Small‐Molecule Targeting of Defect Passivation in All‐Inorganic Carbon‐Based Perovskite Solar Cells
Zhipeng Ma, Songyang Yuan, Jiahuan Deng, Mengqi Wang, Wenwen Wu, Dehua Tian, Zaizhu Lou, Wenzhe Li, Jiandong Fan
Abstract
The fast‐track development in all‐inorganic perovskite photovoltaics for high efficiency are still facing the defect issues including vacancy, undercoordinated ions, and dislocation at the surface/interface of perovskite materials. Herein, three kinds of small‐molecules difluorobenzylamine (DFBA) are found to act as the interfacial modification materials to stabilize and enhance the efficiency of all‐inorganic carbon perovskite CsPbI 3– x Br x solar cell.
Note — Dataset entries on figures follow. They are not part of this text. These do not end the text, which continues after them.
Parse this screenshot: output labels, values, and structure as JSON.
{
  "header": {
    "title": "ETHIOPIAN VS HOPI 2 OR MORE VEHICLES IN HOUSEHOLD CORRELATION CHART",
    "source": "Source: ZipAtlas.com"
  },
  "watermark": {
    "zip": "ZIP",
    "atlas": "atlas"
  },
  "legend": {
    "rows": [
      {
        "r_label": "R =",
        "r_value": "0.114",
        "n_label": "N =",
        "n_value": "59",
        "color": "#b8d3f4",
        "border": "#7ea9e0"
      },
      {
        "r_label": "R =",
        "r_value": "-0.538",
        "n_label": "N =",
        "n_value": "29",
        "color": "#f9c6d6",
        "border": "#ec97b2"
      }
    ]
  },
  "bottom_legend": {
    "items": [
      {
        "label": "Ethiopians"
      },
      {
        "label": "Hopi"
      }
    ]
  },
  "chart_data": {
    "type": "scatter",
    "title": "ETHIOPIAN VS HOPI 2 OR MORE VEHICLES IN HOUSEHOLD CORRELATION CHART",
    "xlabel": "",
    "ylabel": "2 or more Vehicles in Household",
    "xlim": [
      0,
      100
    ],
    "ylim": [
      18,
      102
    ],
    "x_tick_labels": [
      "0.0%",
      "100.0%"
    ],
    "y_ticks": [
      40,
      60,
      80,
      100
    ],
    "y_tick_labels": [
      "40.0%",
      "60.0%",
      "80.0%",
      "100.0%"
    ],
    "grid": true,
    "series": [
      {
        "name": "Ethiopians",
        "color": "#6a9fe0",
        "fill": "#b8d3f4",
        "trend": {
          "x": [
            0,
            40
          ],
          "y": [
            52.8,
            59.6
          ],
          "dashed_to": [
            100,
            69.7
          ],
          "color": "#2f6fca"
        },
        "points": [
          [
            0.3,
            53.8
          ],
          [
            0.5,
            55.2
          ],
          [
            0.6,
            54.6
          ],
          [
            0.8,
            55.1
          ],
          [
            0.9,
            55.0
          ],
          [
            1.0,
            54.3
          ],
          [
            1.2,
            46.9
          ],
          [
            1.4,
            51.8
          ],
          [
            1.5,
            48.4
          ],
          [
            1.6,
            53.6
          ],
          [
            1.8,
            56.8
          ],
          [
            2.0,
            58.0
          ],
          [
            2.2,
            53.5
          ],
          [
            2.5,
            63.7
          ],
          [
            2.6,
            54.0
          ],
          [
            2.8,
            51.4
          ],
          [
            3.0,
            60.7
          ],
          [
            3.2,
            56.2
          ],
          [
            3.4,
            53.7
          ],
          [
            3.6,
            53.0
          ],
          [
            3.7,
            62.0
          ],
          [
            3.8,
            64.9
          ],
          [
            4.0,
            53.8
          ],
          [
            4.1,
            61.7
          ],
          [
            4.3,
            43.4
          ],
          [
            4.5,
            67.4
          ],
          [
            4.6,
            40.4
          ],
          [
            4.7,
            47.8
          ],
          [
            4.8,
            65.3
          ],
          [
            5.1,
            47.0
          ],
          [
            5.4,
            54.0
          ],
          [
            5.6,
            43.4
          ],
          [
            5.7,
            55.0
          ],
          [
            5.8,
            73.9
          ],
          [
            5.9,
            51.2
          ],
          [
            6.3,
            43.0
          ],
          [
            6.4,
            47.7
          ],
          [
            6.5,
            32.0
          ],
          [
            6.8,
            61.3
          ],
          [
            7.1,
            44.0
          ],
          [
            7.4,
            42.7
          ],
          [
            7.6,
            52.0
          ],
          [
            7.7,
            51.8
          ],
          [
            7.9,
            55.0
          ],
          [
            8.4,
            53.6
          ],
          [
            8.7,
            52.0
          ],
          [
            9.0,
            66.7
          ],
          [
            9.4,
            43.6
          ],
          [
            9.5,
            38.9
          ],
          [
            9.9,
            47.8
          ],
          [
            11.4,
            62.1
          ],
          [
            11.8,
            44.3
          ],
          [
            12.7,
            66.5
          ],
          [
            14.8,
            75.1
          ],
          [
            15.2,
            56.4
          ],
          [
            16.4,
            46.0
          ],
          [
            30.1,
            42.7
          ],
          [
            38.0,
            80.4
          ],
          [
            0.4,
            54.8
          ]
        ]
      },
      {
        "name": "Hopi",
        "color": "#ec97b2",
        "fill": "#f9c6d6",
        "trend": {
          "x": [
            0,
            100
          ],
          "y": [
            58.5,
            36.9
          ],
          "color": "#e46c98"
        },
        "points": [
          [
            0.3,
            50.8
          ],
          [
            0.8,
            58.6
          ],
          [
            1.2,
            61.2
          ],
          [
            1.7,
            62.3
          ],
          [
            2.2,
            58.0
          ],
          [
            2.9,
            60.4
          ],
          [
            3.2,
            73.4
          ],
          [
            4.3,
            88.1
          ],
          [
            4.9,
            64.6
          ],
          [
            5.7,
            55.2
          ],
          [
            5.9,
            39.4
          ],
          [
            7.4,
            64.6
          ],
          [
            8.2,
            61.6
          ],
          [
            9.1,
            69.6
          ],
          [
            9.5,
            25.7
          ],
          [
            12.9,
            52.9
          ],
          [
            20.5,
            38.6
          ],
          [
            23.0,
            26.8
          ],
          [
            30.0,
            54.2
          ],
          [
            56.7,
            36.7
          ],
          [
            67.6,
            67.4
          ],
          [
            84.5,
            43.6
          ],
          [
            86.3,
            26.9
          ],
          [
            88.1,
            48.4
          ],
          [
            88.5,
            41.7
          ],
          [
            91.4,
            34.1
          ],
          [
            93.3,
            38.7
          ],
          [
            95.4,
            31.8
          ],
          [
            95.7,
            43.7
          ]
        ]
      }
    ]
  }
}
The fluorine atoms with different positions in the benzene ring are demonstrated by the density‐functional theory simulations and experiments to passivate the defect at the surface/interface of perovskites, boosting the photocarrier transfer. Accordingly, the most suitable 2,6‐DFBA is used to modify the perovskite to prepare hole‐transporting materials‐free carbon‐based CsPbI 3– x Br x ( X = 0.3) perovskite solar cells, and the interface‐modified device yields a power conversion efficiency (PCE) of 14.6%, the open‐circuit voltage is increased to 1.14 V, and the PCE of the unpackaged device remained at 92% of the initial PCE after 1680 h of storage at 20–30% air humidity.